Tags: python numpy cpp hep

I’m very happy to release my first real open source software project: pygram11. I’ve been writing software for a while now, but it’s mostly been within the confines of a physics-experiment-specific use case. In that time I’ve used a lot of other developers’ software, so it feels quite nice to potentially help contribute to the scientific computing community in the same way.

This python library aims to make generating a lot of histograms a quick task (targeting samples of size \(O(10^6)\) and larger), while supporting weighted statistical uncertainties on the bin counts. To do this I’ve implemented the ability to calculate histograms (both fixed and variable bin width in one and two dimensions) which are (optionally) accelerated with OpenMP. To do it in Python, I’ve used pybind11. Pygram11 can essentially be a drop-in replacement for numpy.histogram and numpy.histogram2d, while reaching speeds 20x faster (for a 1D histogram of an array of length 10,000) to almost 100x faster than NumPy (for a 2D histogram of 100 million \((x_i, y_i)\) pairs). The APIs are quite similar (with slightly different return styles). On top of that, the sum-of-weights-squared calculation is a “first class citizen” in pygram11 (see my NumPy Histogram tricks for HEP post).

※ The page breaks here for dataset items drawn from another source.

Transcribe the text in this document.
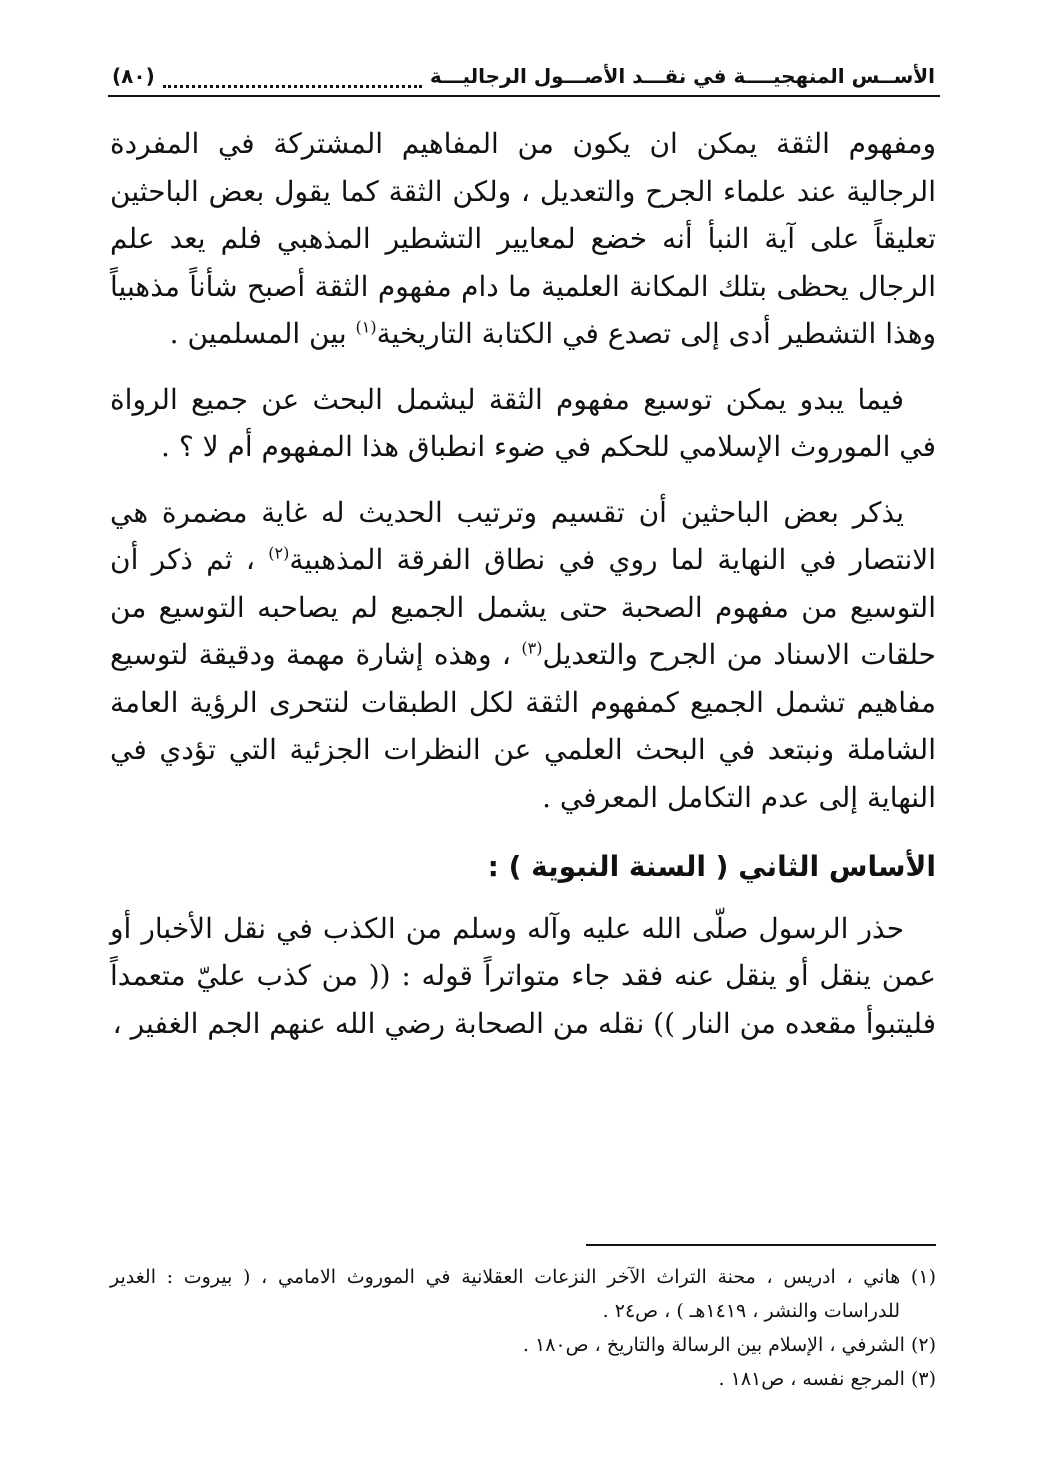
الأســس المنهجيــــة في نقـــد الأصـــول الرجاليـــة
(٨٠)

ومفهوم الثقة يمكن ان يكون من المفاهيم المشتركة في المفردة الرجالية عند علماء الجرح والتعديل ، ولكن الثقة كما يقول بعض الباحثين تعليقاً على آية النبأ أنه خضع لمعايير التشطير المذهبي فلم يعد علم الرجال يحظى بتلك المكانة العلمية ما دام مفهوم الثقة أصبح شأناً مذهبياً وهذا التشطير أدى إلى تصدع في الكتابة التاريخية$^{(١)}$ بين المسلمين .

فيما يبدو يمكن توسيع مفهوم الثقة ليشمل البحث عن جميع الرواة في الموروث الإسلامي للحكم في ضوء انطباق هذا المفهوم أم لا ؟ .

يذكر بعض الباحثين أن تقسيم وترتيب الحديث له غاية مضمرة هي الانتصار في النهاية لما روي في نطاق الفرقة المذهبية$^{(٢)}$ ، ثم ذكر أن التوسيع من مفهوم الصحبة حتى يشمل الجميع لم يصاحبه التوسيع من حلقات الاسناد من الجرح والتعديل$^{(٣)}$ ، وهذه إشارة مهمة ودقيقة لتوسيع مفاهيم تشمل الجميع كمفهوم الثقة لكل الطبقات لنتحرى الرؤية العامة الشاملة ونبتعد في البحث العلمي عن النظرات الجزئية التي تؤدي في النهاية إلى عدم التكامل المعرفي .

الأساس الثاني ( السنة النبوية ) :

حذر الرسول صلّى الله عليه وآله وسلم من الكذب في نقل الأخبار أو عمن ينقل أو ينقل عنه فقد جاء متواتراً قوله : (( من كذب عليّ متعمداً فليتبوأ مقعده من النار )) نقله من الصحابة رضي الله عنهم الجم الغفير ،

(١) هاني ، ادريس ، محنة التراث الآخر النزعات العقلانية في الموروث الامامي ، ( بيروت : الغدير للدراسات والنشر ، ١٤١٩هـ ) ، ص٢٤ .

(٢) الشرفي ، الإسلام بين الرسالة والتاريخ ، ص١٨٠ .

(٣) المرجع نفسه ، ص١٨١ .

So, please go checkout the documentation and GitHub repository! Open issues, PRs, email me, tweet me, or write something even better.

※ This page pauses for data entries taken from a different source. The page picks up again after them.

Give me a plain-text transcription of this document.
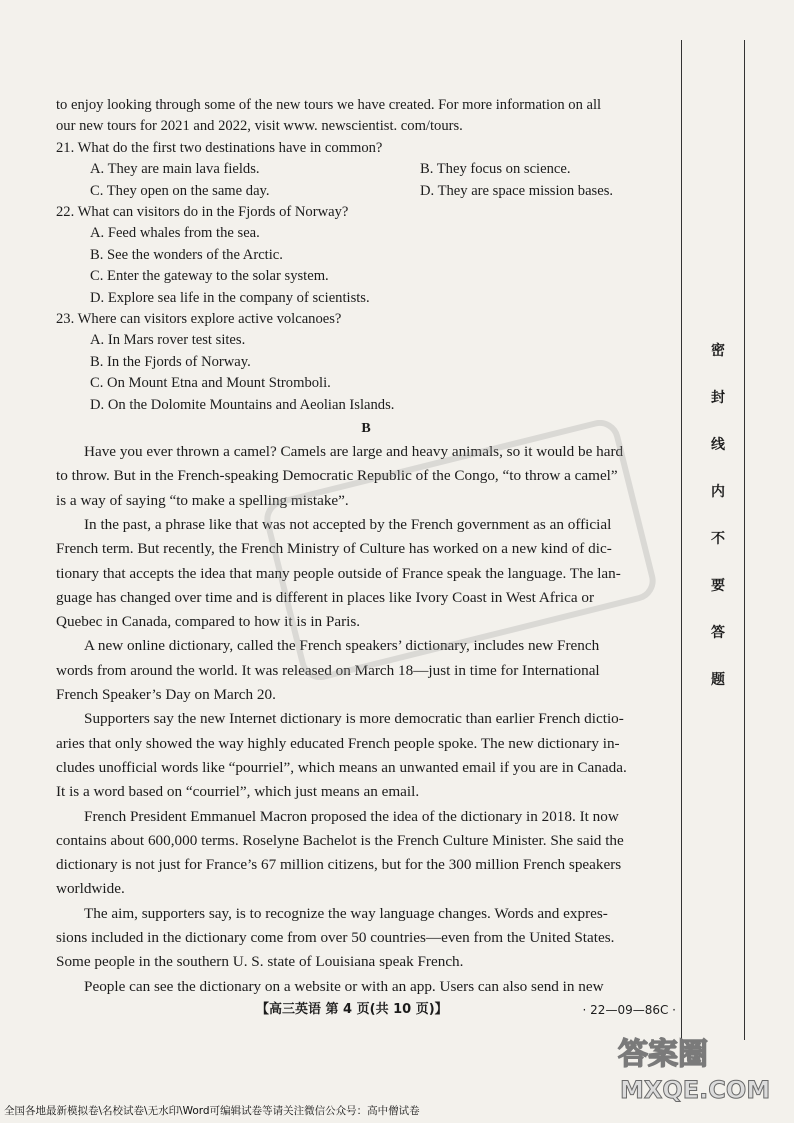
to enjoy looking through some of the new tours we have created. For more information on all
our new tours for 2021 and 2022, visit www. newscientist. com/tours.
21. What do the first two destinations have in common?
A. They are main lava fields.	B. They focus on science.
C. They open on the same day.	D. They are space mission bases.
22. What can visitors do in the Fjords of Norway?
A. Feed whales from the sea.
B. See the wonders of the Arctic.
C. Enter the gateway to the solar system.
D. Explore sea life in the company of scientists.
23. Where can visitors explore active volcanoes?
A. In Mars rover test sites.
B. In the Fjords of Norway.
C. On Mount Etna and Mount Stromboli.
D. On the Dolomite Mountains and Aeolian Islands.
B
Have you ever thrown a camel? Camels are large and heavy animals, so it would be hard
to throw. But in the French-speaking Democratic Republic of the Congo, “to throw a camel”
is a way of saying “to make a spelling mistake”.
In the past, a phrase like that was not accepted by the French government as an official
French term. But recently, the French Ministry of Culture has worked on a new kind of dic-
tionary that accepts the idea that many people outside of France speak the language. The lan-
guage has changed over time and is different in places like Ivory Coast in West Africa or
Quebec in Canada, compared to how it is in Paris.
A new online dictionary, called the French speakers’ dictionary, includes new French
words from around the world. It was released on March 18—just in time for International
French Speaker’s Day on March 20.
Supporters say the new Internet dictionary is more democratic than earlier French dictio-
aries that only showed the way highly educated French people spoke. The new dictionary in-
cludes unofficial words like “pourriel”, which means an unwanted email if you are in Canada.
It is a word based on “courriel”, which just means an email.
French President Emmanuel Macron proposed the idea of the dictionary in 2018. It now
contains about 600,000 terms. Roselyne Bachelot is the French Culture Minister. She said the
dictionary is not just for France’s 67 million citizens, but for the 300 million French speakers
worldwide.
The aim, supporters say, is to recognize the way language changes. Words and expres-
sions included in the dictionary come from over 50 countries—even from the United States.
Some people in the southern U. S. state of Louisiana speak French.
People can see the dictionary on a website or with an app. Users can also send in new
【高三英语 第 4 页(共 10 页)】	· 22—09—86C ·
密
封
线
内
不
要
答
题
答案圈
MXQE.COM
全国各地最新模拟卷\名校试卷\无水印\Word可编辑试卷等请关注微信公众号：高中僧试卷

To try it out (with OpenMP support), all you need is

conda install pygram11 -c conda-forge

In action

Some fixed bin histogramming:

import numpy as np
from pygram11 import histogram, histogram2d

x = np.random.randn(100000)
y = np.random.randn(100000)
w = np.random.uniform(0.8, 1.2, 100000)

h_1d = histogram(x, bins=20, range=(-4, 4), omp=True)
h_2d = histogram2d(x, y, bins=[20, 40], range=[[-4, 4], [-3, 3]], omp=True)

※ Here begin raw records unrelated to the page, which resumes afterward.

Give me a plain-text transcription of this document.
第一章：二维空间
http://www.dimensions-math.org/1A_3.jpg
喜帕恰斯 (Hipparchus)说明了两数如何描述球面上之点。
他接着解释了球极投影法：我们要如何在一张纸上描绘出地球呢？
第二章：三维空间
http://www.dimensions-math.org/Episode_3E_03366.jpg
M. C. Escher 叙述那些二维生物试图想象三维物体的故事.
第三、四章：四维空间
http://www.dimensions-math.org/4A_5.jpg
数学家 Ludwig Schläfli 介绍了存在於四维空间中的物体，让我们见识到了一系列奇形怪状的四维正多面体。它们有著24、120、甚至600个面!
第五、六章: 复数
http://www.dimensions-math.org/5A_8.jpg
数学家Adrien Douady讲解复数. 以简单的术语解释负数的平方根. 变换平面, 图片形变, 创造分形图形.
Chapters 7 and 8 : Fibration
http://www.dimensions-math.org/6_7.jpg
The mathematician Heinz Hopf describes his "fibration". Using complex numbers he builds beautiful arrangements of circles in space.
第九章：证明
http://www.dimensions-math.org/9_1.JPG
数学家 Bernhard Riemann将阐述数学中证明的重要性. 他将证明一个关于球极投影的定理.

h_1d, sumw2_1d = histogram(x, bins=20, range=(-4, 4), weights=w, omp=True)
h_2d, sumw2_2d = histogram2d(x, y, bins=[20, 40], range=[[-4, 4], [-3, 3]], weights=w, omp=True)

Notice the sum-of-weights squared is returned if the weights argument is provided with an array of sample weights. Checkout some benchmarks to see how the omp argument can speed up the calculations.

And some variable bin histogramming, uniform logarithmic:

import numpy as np
from pygram11 import histogram

x = np.exp(np.random.uniform(0.1, 10.0, 100000))
bins = np.logspace(0.1, 1.0, 10, endpoint=True)

h = histogram(x, bins=bins, omp=True)

Future plans

I hope to eventually spend some time potentially optimizing the OpenMP usage. I think there is some room for improvement there. I would also like to add some optional visualization utilities, we’ll see.